The Last Embrace – The Winding Path
The Last Embrace
Longfellowdeeds Records
The Last Embrace est décidément un groupe qui n’aura eu de cesse d’évoluer, aussi bien en termes de formule et line-up que de contenu purement musical. Quel chemin parcouru depuis le premier EP sorti en 1998 par le trio originel (dont il ne reste plus qu’un seul membre fondateur en la personne d’Olivier) ! Les parisiens s’illustraient alors dans une veine metal atmosphérique, inspirés entre autres par The Gathering, dont ils ont assuré une première partie dans la mythique Elysée-Montmartre qui nous manque tant aujourd’hui. Suivront ensuite « Inside » (2005) et surtout l’abouti « Aerial » (2009), qui finira d’asseoir la réputation de The Last Embrace parmi les formations hexagonales à suivre dans la galaxie métallique à tendance progressive. Nous avions été ensuite particulièrement séduits par « Essentia » (2013), un opus acoustique de caractère et d’une grande finesse au niveau des arrangements (avec quatuor à cordes et flûte traversière), qui proposait une série de titres revisités de leur répertoire, ainsi que deux inédits. Autant vous dire que le « The Winding Path » qui nous intéresse ici était attendu de pied ferme à la rédaction. Et le résultat dépasse nos espérances, tout simplement !
Le groupe au grand complet s’est adjoint les services d’un mini ensemble orchestral (cordes, hautbois, flûte et clarinette) pour nous délivrer un album somptueux qui diversifie comme jamais ses influences, glissant ici vers un rock progressif racé et diablement intelligent. Car à l’inverse d’un Opeth qui se contente juste de sonner « rétro » avec sa dernière livraison, parce que c’est cool et à la mode (merci Steven Wilson), Olivier et ses comparses intègrent des sonorités certes vintage (piano rhodes, orgue hammond), mais pour clairement faire évoluer son propos artistique, avec une sincérité, une cohésion d’ensemble et une passion partagée plus que palpables.
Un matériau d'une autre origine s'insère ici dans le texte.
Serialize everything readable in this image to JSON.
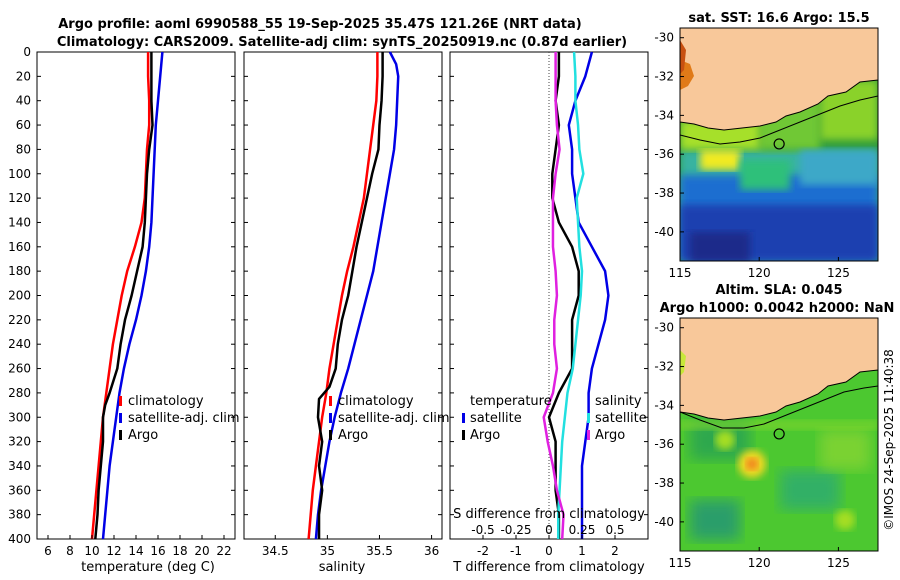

Ici, l’écriture et la technique sont clairement au service de l’émotion d’un bout à l’autre du voyage, avec à l’arrivée un très grand disque, magnifiquement produit par le groupe, et mixé par les oreilles esthètes et les mains expertes de Francis Caste.
L’album s’ouvre sur une jolie balade cinématique où on retrouve avec plaisir le timbre délicat et sensuel de Sandy, une chanteuse qui a bien assimilé qu’expressivité et lyrisme ne sont pas qu’une affaire de performance. En cela, je la rapprocherais de l’excellente Lee Helen Douglas d’Anathema, ou encore de Christina Booth de Magenta, deux vocalistes qui révèlent d’autant plus leurs forces qu’elles sont conscientes de leurs fragilités. On se délectera également de ses phrasés (en anglais) sur la complainte folk aux arpèges acoustiques « The Fear Of Loss », délicieux moment suspendu au beau milieu d’un album mouvementé dans le meilleur sens du terme. Signalons aussi la présence d’un unique titre instrumental, le puissant et mélancolique « Let The Light Take Us », durant lequel le groupe nous montre toute l’étendue de son savoir-faire dans l’art du « spleen contemplatif » (on pense ici autant au Anathema actuel qu’à son alter-ego Antimatter, et peut être encore plus au génial Nicklas Barker d’Anekdoten).
D’autres compositions qui jalonnent l’opus savent se montrer aussi plus « nerveuses », à commencer par « Nescience », morceau peu avare en riffs de guitares, déflagrations rythmiques et cavalcades de claviers façon ELP, tout cela en parfaite harmonie et sans jamais sombrer dans le démonstratif stérile. Même constat pour le jazzy et aérien « White Bird », qui démarre à la manière d’un Goldfrapp des origines (« Morriconien » donc) pour s’achever en un climax heavy-rock typique des glorieuses 70’s. Enfin, impossible de ne pas mentionner le plat de résistance de ce menu sans faute de goût, soit les 18 minutes de « The Field Of Mind », véritable pyramide de climats et de sensations aux enchaînements parfaits. C’est l’archétype même de la suite progressive réussie, car sachant doser avec sagacité chacun des éléments apportés à l’édifice (thèmes mélodiques, passages atmosphériques, séquences et breaks instrumentaux) jusqu’à un climax de folie.
Raffinement, élégance, maestria… Les qualificatifs ne manquent pas pour porter aux nues cet album qui, vous l’aurez compris, compte parmi nos coups de cœur du moment, car il s’agit bien là d’une œuvre solide et singulière qu’on écoutera encore avec bonheur d’ici quelques années. En bref, le disque de la maturité pour The Last Embrace, formation qui, en 2015, fait irruption en fanfare dans la cour des grands, ni plus ni moins.